Following completion of the transaction, SemGroup is targeting an 8% compound annual dividend growth rate and dividend coverage of 1.5 times or greater through 2018.

The transaction is subject to the approval of the SemGroup shareholders and common unitholders of Rose Rock. SemGroup owns 56% of the Rose Rock common units, which is sufficient to approve the transaction on behalf of the holders of Rose Rock common units. Rose Rock will no longer be publicly traded and related IDRs will be eliminated.
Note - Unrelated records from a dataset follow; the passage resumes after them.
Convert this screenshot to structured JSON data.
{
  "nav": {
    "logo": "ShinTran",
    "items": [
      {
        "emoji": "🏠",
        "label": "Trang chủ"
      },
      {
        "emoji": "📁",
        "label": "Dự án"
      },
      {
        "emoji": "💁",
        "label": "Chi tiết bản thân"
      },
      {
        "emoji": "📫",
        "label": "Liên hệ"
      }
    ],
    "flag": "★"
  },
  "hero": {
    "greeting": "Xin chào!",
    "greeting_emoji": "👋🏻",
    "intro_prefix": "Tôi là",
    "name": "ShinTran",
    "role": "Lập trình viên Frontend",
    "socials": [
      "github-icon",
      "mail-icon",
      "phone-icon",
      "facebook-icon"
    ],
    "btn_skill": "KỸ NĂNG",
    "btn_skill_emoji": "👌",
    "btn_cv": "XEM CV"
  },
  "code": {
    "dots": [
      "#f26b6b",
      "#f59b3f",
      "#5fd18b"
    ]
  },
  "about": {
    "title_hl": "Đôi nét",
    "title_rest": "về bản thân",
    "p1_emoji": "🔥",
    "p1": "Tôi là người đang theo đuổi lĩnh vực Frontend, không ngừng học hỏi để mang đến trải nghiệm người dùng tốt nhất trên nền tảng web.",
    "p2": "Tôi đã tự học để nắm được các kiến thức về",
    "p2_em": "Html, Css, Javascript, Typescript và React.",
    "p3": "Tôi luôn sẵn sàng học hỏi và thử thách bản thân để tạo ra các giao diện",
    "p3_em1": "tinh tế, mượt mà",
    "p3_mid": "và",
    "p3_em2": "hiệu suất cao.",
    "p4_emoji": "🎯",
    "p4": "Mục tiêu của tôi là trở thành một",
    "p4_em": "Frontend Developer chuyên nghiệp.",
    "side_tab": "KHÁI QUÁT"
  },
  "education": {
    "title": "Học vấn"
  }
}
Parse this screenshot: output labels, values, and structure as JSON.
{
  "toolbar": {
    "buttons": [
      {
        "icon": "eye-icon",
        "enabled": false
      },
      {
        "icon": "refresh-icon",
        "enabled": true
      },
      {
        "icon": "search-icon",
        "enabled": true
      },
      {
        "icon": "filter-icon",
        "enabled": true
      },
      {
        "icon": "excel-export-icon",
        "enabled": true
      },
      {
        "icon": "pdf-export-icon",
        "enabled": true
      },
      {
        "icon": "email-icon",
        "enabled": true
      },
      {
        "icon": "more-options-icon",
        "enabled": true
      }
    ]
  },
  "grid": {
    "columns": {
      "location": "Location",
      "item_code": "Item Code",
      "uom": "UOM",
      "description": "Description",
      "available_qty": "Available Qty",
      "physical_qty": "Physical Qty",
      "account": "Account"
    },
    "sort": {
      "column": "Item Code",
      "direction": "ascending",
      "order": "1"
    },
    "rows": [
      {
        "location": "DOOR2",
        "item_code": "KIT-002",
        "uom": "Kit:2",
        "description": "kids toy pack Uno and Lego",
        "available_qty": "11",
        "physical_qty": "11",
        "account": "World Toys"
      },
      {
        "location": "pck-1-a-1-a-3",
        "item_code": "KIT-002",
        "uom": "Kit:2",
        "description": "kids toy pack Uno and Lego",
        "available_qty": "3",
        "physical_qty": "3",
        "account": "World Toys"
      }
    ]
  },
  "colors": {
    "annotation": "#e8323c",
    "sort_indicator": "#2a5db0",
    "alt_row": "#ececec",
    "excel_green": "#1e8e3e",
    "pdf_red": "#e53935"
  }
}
Subject to customary approvals and conditions, the transaction is expected to close in the third quarter of 2016.

"The transaction simplifies the corporate capital structure and is expected to improve the entity's cost of capital," noted Brian Kessens, managing director and portfolio manager at Tortoise Capital Advisors in a Tortoise podcast following the announcement.

Barclays and Citi acted as financial advisors and Gibson, Dunn & Crutcher LLP acted as legal counsel to SemGroup. Potter Anderson & Corroon LLP acted as legal counsel to the SemGroup board. Evercore Group LLC acted as financial advisors and Akin Gump Strauss Hauer & Feld LLP and Morris, Nichols, Arsht & Tunnell LLP acted as legal advisors to the Conflicts Committee of the general partner of Rose Rock.